容疑者Xの献身

監督:西谷 弘

脚本:福田 靖

2008年:日本



★★★★☆

 

東野圭吾原作のベストセラーミステリーを映画化した作品。ベストセラー小説の映画化は、元ネタがしっかりしているので成功が約束された企画のように思われるかもしれませんが、意外と難しい実情があります。たとえば、高村薫の『レディ・ジョーカー』は、原作の評価はとても高いにもかかわらず、映画のほうは酷評されたりしています。私も映画版『レディ・ジョーカー』を観ましたが、ストーリーがまったくといっていいほど理解できず、“金返せ”の世界だった記憶があります。


そうしたことを考えると、本作はかなりよい出来だったのではないでしょうか。私のように原作を読んでいなくても十分楽しむことができる内容になっており、脚本家の手腕のほどがうかがわれます。また、俳優陣の多くも頑張っており、とりわけ堤真一の演技はオスカーものです。ちょっと引きこもり傾向のある孤独な高校数学教師、石神哲哉役で、背中を丸めてとぼとぼと街を歩くさまは、この人ほんとうにこういう人間なのではと思ってしまうほど。ひっきりなしに眼をしばたかせたり、頬を引きつらせたり、おそらく、かなり事前に研究して撮影に臨んだものと思われます。

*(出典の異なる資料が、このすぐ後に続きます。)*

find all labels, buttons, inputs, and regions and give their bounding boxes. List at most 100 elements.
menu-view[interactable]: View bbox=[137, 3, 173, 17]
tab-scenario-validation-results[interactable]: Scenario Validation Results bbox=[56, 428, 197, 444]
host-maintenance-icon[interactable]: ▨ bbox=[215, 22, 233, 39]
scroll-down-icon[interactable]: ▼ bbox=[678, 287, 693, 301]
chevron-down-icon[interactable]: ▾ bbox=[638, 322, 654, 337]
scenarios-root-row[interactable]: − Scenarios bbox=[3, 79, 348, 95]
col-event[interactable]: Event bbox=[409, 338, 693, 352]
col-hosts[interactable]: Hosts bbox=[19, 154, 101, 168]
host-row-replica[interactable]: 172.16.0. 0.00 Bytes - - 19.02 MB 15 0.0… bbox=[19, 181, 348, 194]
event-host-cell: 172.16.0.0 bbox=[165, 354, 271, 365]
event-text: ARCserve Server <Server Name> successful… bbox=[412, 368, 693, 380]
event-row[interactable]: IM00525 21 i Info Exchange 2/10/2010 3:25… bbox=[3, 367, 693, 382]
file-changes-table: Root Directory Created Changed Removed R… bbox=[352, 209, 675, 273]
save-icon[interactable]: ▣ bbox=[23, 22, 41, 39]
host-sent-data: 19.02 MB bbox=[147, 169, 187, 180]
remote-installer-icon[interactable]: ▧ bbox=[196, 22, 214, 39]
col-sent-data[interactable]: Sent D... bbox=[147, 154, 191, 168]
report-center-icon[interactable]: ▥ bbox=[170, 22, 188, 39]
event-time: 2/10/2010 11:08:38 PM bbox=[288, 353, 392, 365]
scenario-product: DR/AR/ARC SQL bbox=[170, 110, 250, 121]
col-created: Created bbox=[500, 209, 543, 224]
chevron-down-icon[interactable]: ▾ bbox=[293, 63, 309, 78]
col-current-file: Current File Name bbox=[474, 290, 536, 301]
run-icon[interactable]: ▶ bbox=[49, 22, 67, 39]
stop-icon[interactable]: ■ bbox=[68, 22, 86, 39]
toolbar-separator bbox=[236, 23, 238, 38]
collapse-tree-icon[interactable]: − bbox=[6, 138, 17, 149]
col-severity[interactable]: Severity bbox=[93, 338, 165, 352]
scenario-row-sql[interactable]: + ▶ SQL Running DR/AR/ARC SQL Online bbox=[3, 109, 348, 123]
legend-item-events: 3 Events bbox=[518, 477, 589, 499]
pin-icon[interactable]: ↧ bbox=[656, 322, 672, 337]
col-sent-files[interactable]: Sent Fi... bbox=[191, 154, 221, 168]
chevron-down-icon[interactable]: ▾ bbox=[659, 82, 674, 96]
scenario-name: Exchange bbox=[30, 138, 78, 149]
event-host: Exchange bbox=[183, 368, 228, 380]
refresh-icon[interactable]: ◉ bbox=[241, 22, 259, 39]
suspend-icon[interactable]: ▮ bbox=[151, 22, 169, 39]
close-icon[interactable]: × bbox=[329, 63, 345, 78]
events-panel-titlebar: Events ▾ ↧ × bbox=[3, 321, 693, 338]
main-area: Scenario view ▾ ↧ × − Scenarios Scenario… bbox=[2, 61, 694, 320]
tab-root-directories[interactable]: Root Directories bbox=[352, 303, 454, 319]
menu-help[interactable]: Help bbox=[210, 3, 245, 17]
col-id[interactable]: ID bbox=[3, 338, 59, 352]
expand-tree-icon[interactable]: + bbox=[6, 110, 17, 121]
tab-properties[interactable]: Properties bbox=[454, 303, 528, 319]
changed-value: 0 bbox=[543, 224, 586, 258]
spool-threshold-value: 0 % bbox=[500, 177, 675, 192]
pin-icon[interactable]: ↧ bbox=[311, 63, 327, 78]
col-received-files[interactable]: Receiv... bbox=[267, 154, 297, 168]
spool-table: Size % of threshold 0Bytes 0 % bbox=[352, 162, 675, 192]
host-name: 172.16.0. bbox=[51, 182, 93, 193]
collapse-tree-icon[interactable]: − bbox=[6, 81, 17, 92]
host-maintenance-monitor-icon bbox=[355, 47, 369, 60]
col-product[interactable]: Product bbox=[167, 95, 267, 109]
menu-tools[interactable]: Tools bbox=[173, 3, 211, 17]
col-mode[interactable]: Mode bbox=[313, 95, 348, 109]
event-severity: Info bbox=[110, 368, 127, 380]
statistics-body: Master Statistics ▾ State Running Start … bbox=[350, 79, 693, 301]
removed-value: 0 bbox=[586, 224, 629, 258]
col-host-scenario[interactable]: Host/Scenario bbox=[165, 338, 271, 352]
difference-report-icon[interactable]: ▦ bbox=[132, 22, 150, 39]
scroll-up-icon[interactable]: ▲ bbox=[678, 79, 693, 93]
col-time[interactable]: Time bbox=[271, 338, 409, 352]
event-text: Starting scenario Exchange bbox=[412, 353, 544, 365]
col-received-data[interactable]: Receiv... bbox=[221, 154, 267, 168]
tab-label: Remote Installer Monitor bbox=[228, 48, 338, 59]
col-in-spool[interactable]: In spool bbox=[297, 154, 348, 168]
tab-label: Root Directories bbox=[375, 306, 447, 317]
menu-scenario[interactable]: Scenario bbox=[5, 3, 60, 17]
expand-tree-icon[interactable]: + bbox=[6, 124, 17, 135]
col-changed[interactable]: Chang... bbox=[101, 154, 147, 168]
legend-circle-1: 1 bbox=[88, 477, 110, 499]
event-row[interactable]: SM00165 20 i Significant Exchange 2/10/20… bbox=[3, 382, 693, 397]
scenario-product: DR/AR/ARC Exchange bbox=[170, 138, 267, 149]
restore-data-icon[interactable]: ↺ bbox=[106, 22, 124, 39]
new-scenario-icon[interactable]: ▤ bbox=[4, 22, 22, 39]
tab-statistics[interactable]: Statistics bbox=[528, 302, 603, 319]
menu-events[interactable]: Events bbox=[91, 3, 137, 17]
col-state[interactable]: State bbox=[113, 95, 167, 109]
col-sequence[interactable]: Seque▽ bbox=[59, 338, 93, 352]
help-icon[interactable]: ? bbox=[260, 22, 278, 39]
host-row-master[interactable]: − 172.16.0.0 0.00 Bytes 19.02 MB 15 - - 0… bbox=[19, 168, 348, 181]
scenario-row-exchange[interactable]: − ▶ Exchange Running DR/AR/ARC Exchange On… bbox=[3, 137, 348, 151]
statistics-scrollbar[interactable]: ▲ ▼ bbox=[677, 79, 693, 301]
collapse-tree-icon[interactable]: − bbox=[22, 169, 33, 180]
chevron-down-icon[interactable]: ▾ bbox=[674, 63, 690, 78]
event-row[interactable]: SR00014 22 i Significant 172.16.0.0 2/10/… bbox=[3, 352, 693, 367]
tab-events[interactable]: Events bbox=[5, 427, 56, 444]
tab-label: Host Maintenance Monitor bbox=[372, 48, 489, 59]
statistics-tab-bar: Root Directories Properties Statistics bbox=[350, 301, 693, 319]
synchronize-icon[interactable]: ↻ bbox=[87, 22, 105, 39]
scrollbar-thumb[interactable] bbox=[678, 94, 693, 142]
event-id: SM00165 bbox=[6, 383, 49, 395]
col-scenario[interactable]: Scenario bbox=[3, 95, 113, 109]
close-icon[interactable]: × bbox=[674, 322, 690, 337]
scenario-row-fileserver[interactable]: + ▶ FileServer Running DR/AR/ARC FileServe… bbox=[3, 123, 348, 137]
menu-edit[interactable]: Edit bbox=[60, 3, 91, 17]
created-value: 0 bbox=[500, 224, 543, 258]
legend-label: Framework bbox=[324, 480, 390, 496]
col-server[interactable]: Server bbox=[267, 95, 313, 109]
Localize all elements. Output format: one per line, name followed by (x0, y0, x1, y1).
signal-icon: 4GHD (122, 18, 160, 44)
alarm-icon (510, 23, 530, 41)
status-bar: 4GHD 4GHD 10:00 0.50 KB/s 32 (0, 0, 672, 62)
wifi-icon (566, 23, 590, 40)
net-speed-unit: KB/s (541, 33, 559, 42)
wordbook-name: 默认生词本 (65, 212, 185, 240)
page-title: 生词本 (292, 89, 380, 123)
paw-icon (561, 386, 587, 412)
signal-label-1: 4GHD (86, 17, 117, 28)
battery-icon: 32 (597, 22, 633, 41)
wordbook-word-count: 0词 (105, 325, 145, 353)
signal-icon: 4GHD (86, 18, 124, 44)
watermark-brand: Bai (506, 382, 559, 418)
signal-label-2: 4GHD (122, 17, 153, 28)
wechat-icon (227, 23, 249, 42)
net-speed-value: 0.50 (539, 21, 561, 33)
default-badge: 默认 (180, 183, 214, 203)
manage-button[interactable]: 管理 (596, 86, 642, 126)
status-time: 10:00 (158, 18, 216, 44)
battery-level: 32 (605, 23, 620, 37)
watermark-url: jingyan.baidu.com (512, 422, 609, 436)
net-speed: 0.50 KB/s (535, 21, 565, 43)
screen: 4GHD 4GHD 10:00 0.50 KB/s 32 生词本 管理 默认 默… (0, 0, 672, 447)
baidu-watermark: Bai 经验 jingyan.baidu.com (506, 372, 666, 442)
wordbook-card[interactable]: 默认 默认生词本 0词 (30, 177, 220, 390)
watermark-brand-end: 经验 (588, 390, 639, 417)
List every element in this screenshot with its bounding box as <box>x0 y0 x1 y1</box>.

石神がひそかに想いを寄せる隣人でありお弁当屋の女主人である花岡靖子役の松雪泰子もよかったです。美人なのにどことなく薄幸な小市民の味がとてもよく出ており、こちらも、こんなにうまい女優だったのかと認識を新たにしました。柴咲コウの女刑事役もバッチリで、ときに粗暴とも感じられる振る舞いなども好演技だと思いました。


主役クラスがそのように軒並み見事な演技を見せたなか、一人ダメポだったのが福山雅治。役柄自体がキザでプライドの高い大学教授ということはあっても、どうにもわざとらしい演技が見え見えで、この人だけ「演技をしている」という印象がついて回りました。イケメンでいいのですが、俳優としてはもうちょっと勉強してもらわないといけません。

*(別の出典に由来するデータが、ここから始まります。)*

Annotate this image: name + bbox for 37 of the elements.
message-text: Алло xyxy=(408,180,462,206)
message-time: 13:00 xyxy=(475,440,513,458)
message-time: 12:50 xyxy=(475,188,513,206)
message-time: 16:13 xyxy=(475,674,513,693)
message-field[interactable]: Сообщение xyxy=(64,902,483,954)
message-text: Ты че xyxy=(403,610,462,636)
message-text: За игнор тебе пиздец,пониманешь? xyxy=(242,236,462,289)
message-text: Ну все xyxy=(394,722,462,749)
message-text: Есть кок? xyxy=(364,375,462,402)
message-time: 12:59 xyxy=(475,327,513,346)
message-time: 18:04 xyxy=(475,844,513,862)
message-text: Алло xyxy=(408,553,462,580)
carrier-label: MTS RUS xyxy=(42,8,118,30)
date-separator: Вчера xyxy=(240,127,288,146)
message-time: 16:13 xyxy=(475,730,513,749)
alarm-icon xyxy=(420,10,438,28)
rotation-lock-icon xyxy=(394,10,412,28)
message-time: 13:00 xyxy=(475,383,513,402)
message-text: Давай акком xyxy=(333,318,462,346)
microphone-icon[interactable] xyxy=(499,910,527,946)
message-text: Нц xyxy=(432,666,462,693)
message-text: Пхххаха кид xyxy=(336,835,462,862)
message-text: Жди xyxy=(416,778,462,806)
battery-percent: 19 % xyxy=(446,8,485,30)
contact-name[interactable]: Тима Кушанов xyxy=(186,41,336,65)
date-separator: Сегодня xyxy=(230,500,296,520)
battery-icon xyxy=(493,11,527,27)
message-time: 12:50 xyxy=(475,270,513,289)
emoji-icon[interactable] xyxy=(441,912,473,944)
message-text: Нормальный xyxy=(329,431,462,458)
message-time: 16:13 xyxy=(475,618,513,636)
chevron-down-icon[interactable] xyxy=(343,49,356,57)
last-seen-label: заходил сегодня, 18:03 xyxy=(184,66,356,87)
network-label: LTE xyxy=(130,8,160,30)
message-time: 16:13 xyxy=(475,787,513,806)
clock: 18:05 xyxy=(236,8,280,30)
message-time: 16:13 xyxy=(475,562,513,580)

肝心のミステリーの謎解きのほうも、あとから考えたら随所にヒントがちゃんとちりばめられており、「なるほど!」と感心しました(ということは、最後まで見破れなかった。^^;;;;)。ムリを感じる筋書きでもなく、このあたりは原作者の東野圭吾の力量に負っているのでしょう。東野圭吾の本は、ほかのものを何冊か読んだことがありますが、常に高品質で安定しており、本作の出来も納得できます。

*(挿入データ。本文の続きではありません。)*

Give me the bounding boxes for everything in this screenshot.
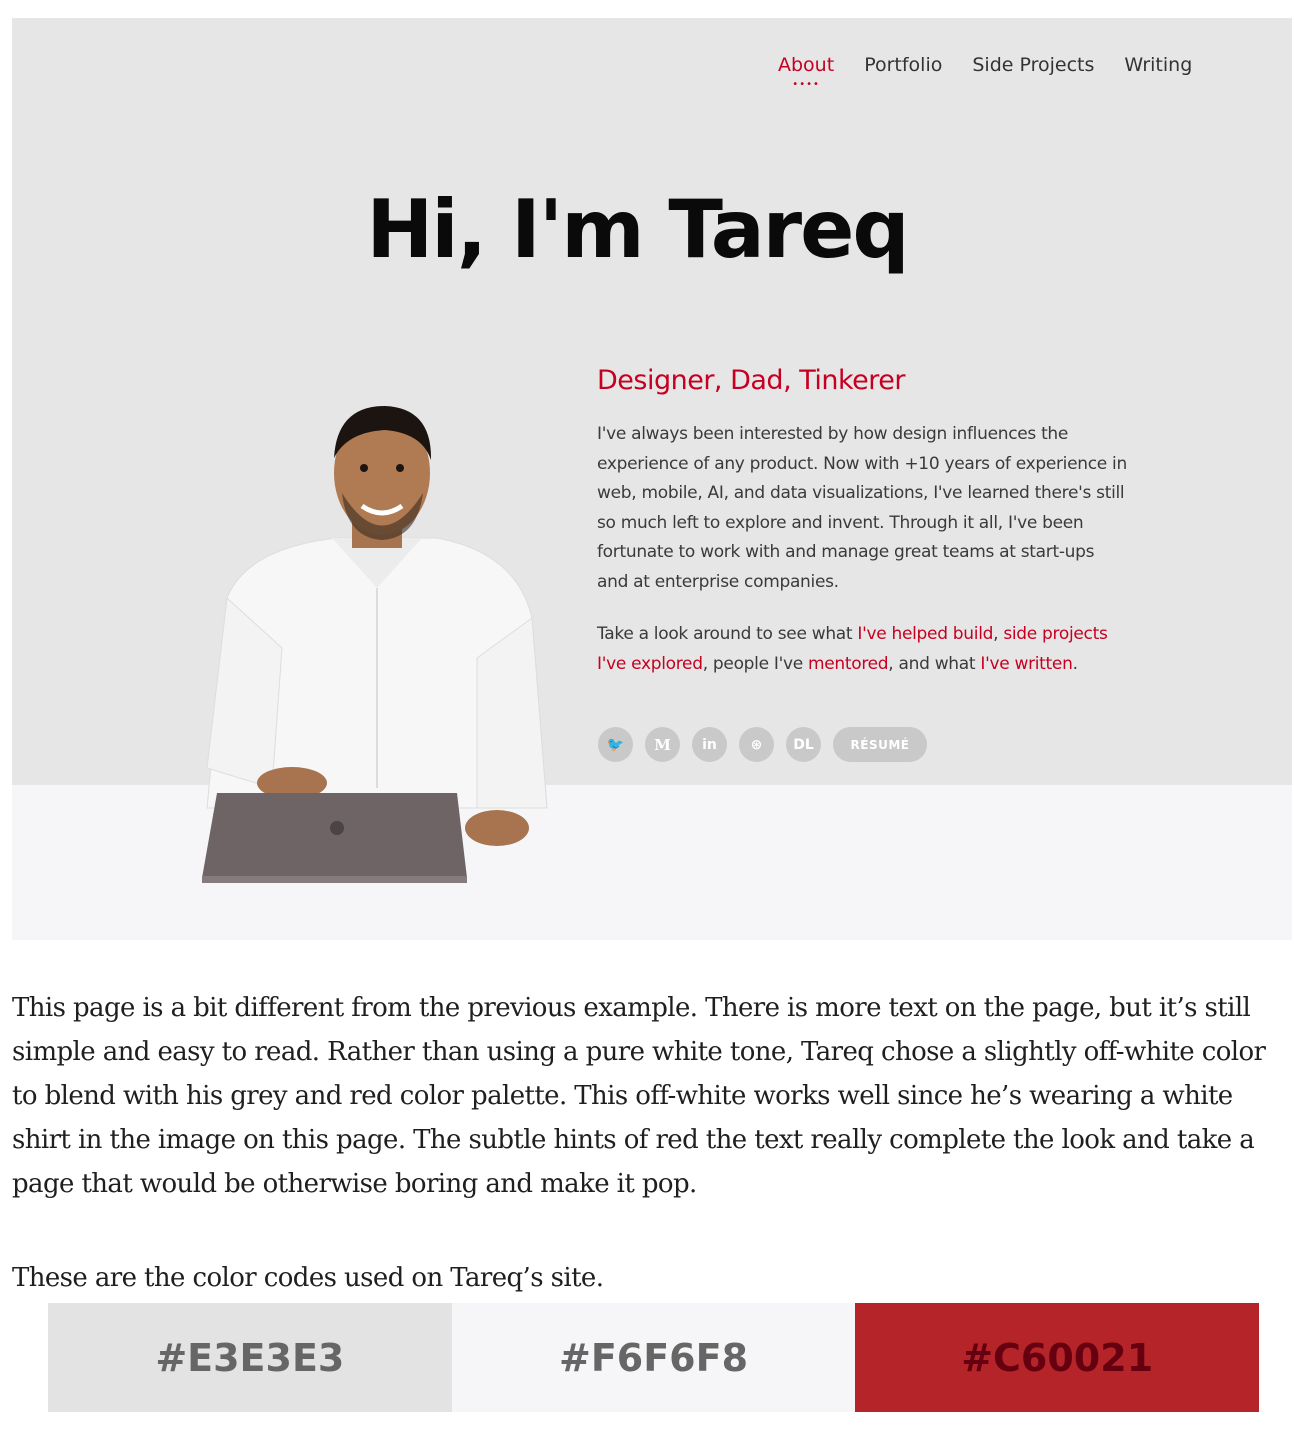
color-swatches: #E3E3E3 #F6F6F8 #C60021 [48,1303,1260,1412]
nav-item-label: Writing [1124,54,1193,76]
resume-button[interactable]: RÉSUMÉ [833,727,927,762]
dribbble-icon[interactable]: ⊛ [739,727,774,762]
tagline: Designer, Dad, Tinkerer [597,365,906,396]
cta-text: , people I've [702,653,808,674]
nav-item-label: Portfolio [864,54,943,76]
twitter-icon[interactable]: 🐦 [598,727,633,762]
nav-item-side-projects[interactable]: Side Projects [972,54,1094,76]
website-screenshot: About •••• Portfolio Side Projects Writi… [12,18,1292,940]
swatch-red: #C60021 [855,1303,1260,1412]
swatch-light-grey: #E3E3E3 [48,1303,452,1412]
dl-icon[interactable]: DL [786,727,821,762]
link-written[interactable]: I've written [980,654,1073,674]
link-mentored[interactable]: mentored [808,654,889,674]
cta-text: , [993,624,1004,644]
portrait-photo [202,406,548,883]
linkedin-icon[interactable]: in [692,727,727,762]
active-indicator-dots: •••• [792,79,820,90]
cta-text: . [1072,653,1078,674]
cta-paragraph: Take a look around to see what I've help… [597,620,1127,679]
medium-icon[interactable]: M [645,727,680,762]
swatch-off-white: #F6F6F8 [451,1303,856,1412]
top-nav: About •••• Portfolio Side Projects Writi… [778,54,1222,90]
cta-text: Take a look around to see what [597,624,858,644]
nav-item-label: About [778,54,835,76]
article-paragraph-colors: These are the color codes used on Tareq’… [12,1263,604,1293]
link-helped-build[interactable]: I've helped build [857,624,993,644]
hero-title: Hi, I'm Tareq [366,183,909,276]
nav-item-label: Side Projects [972,54,1095,76]
nav-item-portfolio[interactable]: Portfolio [864,54,942,76]
nav-item-writing[interactable]: Writing [1124,54,1192,76]
nav-item-about[interactable]: About •••• [778,54,835,90]
article-paragraph: This page is a bit different from the pr… [12,993,1266,1199]
cta-text: , and what [888,653,981,674]
bio-paragraph: I've always been interested by how desig… [597,424,1127,592]
social-links: 🐦 M in ⊛ DL RÉSUMÉ [598,727,927,762]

さらに感心するのは、ミステリーとしてクオリティが高いだけではなく、登場人物の人間性もよく描かれている点です。現在の社会事情を巧みに織り込みながら、とりわけ石神がたどった道行きは観る者の心に迫るものがあったかと。上映中、館内では(主に女性の)すすり泣きの声が複数漏れ聞こえていました。


ということで、私はこの映画を高く評価します。ベストセラーの他の映画のように原作を読んでないとさっぱり、ということもなく、映画自体として完成度の高い作品だと思います。ところが! 面白いし、クオリティも高いと思うのに、観客が入ってないんですよねー。私が観た回は、なんと私のほかには3人だけでした(それですすり泣きが複数聞こえていましたから、すすり泣き率ほぼ100%!)。いったい、どうしてなのか? 俳優陣も豪華だし、福山雅治も出ているのに。ま、でも興収自体はそこそこ伸びているみたいなので、心配要らないのかもしれませんが。